Floods and landslides are nothing unusual during Peruvian summers so the national disaster relief program should not have failed across the country. There is no reason, save a lack of unified political will.
Peru was not unprepared, yet Peruvians cannot shake the feeling that the summer could have been better, says Francesca Garcia, a reporter for the daily newspaper "El Comercio." She has been reporting from Lambayeque, in the northern part of the country, one of the four most affected regions in the country. She describes her impressions in a phone interview: "The situation is terrible. Hundreds, even thousands of people are literally standing in front of their lives in ruins." Since December 2016, floods and storms have left at least 90 people dead in Peru.
Almost every year, flooding occurs between the western side of the Peruvian Andes and the Pacific coast. Sometimes it is stronger, sometimes weaker and sometimes it is concentrated in only one region of the country. "The amount of rain was not foreseeable; that is obviously not the government's fault," says Garcia. "Nonetheless, the consequences did not have to be so devastating."
Peru's unused prevention budget
For a long time, Garcia and several of her colleagues have been involved in national disaster relief. Floods are not the only threat to the country. Peru - like the entire west coast of the Americas, East Asia and Oceania - is located along the Pacific Ring of Fire. At any time, earthquakes can occur, tsunamis can flood coastal areas or volcanoes can erupt.
The Peruvian government does attach considerable importance to the issue. A budget of 1.1 billion soles (approx. 320 million euros) has been allotted for disaster relief in 2017. Yet according to Garcia's research, less than eleven percent was used in the first three months of the year, meaning half of what was available. At the end of 2016, authorities had only used 75 percent of the allotted budget. In Lambayeque and the equally hard-hit Piura region, only two thirds of the funds had been used. Garcia believes that the money could have been used to avert some of the damages.

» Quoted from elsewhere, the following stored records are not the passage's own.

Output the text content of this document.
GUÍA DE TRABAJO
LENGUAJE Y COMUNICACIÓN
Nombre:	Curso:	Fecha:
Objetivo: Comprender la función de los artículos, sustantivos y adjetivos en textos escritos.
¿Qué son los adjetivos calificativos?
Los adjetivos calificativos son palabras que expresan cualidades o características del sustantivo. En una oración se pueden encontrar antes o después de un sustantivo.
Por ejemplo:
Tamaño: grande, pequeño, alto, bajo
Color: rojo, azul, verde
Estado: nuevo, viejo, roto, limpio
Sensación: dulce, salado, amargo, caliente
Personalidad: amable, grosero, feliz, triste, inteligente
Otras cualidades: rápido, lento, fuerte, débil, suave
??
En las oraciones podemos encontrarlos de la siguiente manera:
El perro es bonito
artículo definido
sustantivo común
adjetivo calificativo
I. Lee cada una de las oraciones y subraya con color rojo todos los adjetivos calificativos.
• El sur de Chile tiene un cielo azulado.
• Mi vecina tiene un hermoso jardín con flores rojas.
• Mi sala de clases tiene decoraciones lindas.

Disaster relief full of red tape
Peruvian Prime Minister Fernando Zavala admits that the state could do more.
At a special cabinet session on the Piura disaster, he said "We must do more – on a local, regional and central level." He was referring to the structure of the authorities, as disaster relief in Peru is organized in rather small fragments.
Depending on the scale of the natural disaster, the mayor of a city, the regional government or the government in Lima is responsible.
A profile in the Peruvian daily newspaper "El Comercio" maintains that this system causes exorbitant red tape, which then hinders the implementation of planned measures.
Minister of Defense Jorge Nieta, who is responsible for parts of disaster relief, goes a step further. In a TV interview after the latest floods, he spoke openly about corruption on local and regional levels, citing the fact that mayors grant permits to construct buildings in temporarily dried out rivers. "The river does not flow into the city; the city flows into the river."
Now it is a matter of limiting the damage. Members of the opposition are already demanding that the government cancel the Pan American Games that are to be held in Peru in 2019. Many say that the money for the games could be spent on compensation for damages.
The government, however, has rejected the demands - which is understandable, says Sebastian Grundberger, director of the Konrad Adenauer Foundation, a German think tank associated with the Christian Democratic Union (CDU), in Peru. "The country has enough funds to pay for both."
Grundberger does not believe that bowing to the proposal to cancel the sporting event would achieve anything: "It is more likely to put the government under more pressure."
Grundberger considers these types of political maneuvers unreasonable: "In this situation the whole country should stand together." Considering that almost 700,000 people were affected by the floods - a very substantial number in a country of 30 million people - relief work must be prioritized over investigations into organizational structures and how they may hinder relief efforts.